Capstone Introduction

  • The final project in this specialization was to create an n-gram prediction model that could be used on a mobile device to provide autocomplete functionality.

  • The model was trained by taking in millions of lines of text from blogs, news articles, and tweets. Punctuation was removed but there was no further treatment to the source data.

  • 2, 3, 4, 5, and 6-gram training sets were built and frequency tables were created to identify the most common typing patters. This frequency table is then used to predict upcoming words.

Shiny App

Link to App - My shiny app is basic and uses a 3gram model to remain lightweight. There is a text input and text output.

  • On startup, a 3gram CSV file is read in (a frequency table). When text is written into the input box, a function searches for the last 2 words in the frequency table and provides a 3rd.

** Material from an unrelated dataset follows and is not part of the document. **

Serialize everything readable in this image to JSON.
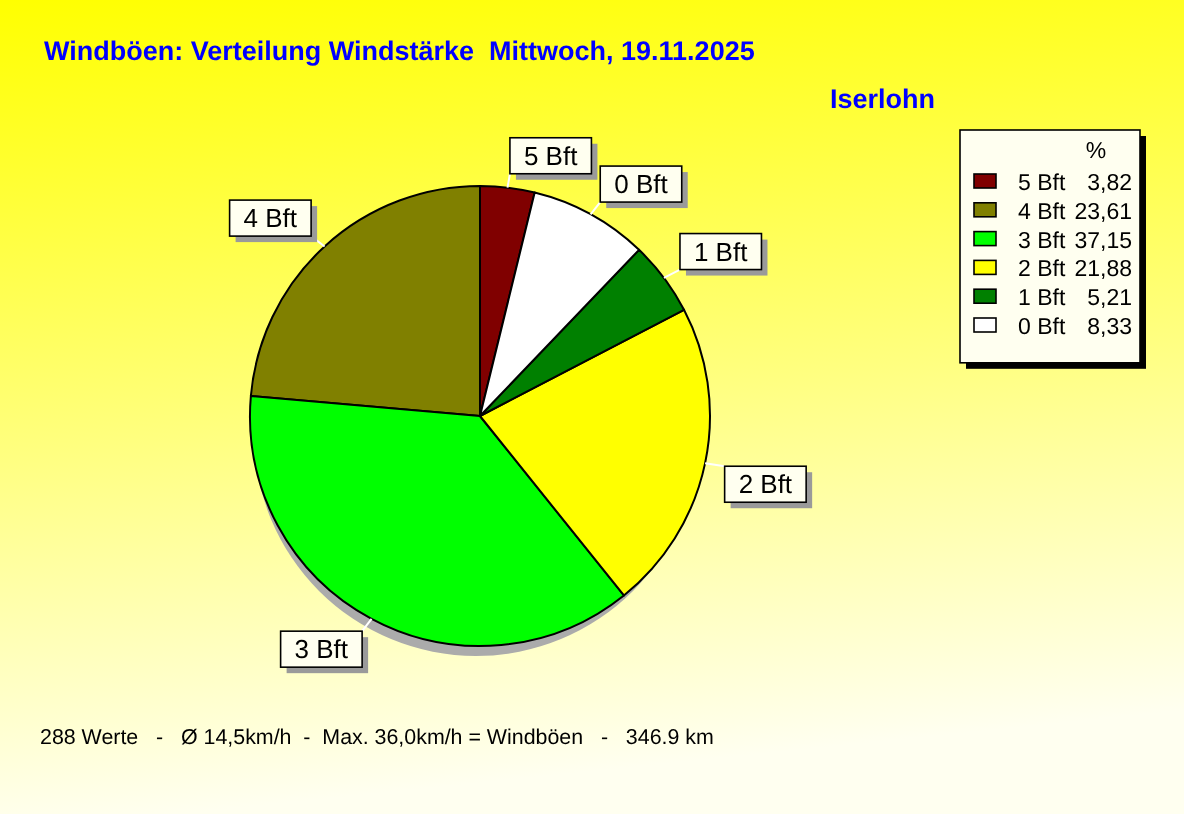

  • If no matches are found or if there is not enough input text, a prompt is shown on the dashboard.

Opportunities for Improvement

This word frequency model approach is basic to implement and is relatively accurate, however it is not easy to adjust over time as a user uses it.

Extra logic could be built to log the users written text (and corrections), and could be weighted to heavily influence the standard training data.

Another approach used lately is a Recurrent Neural Network which is computationally expensive but very accurate.

References

I have learned a ton in this class, learned a lot of data.table with this project, and love using R. I’m also happy to complete it!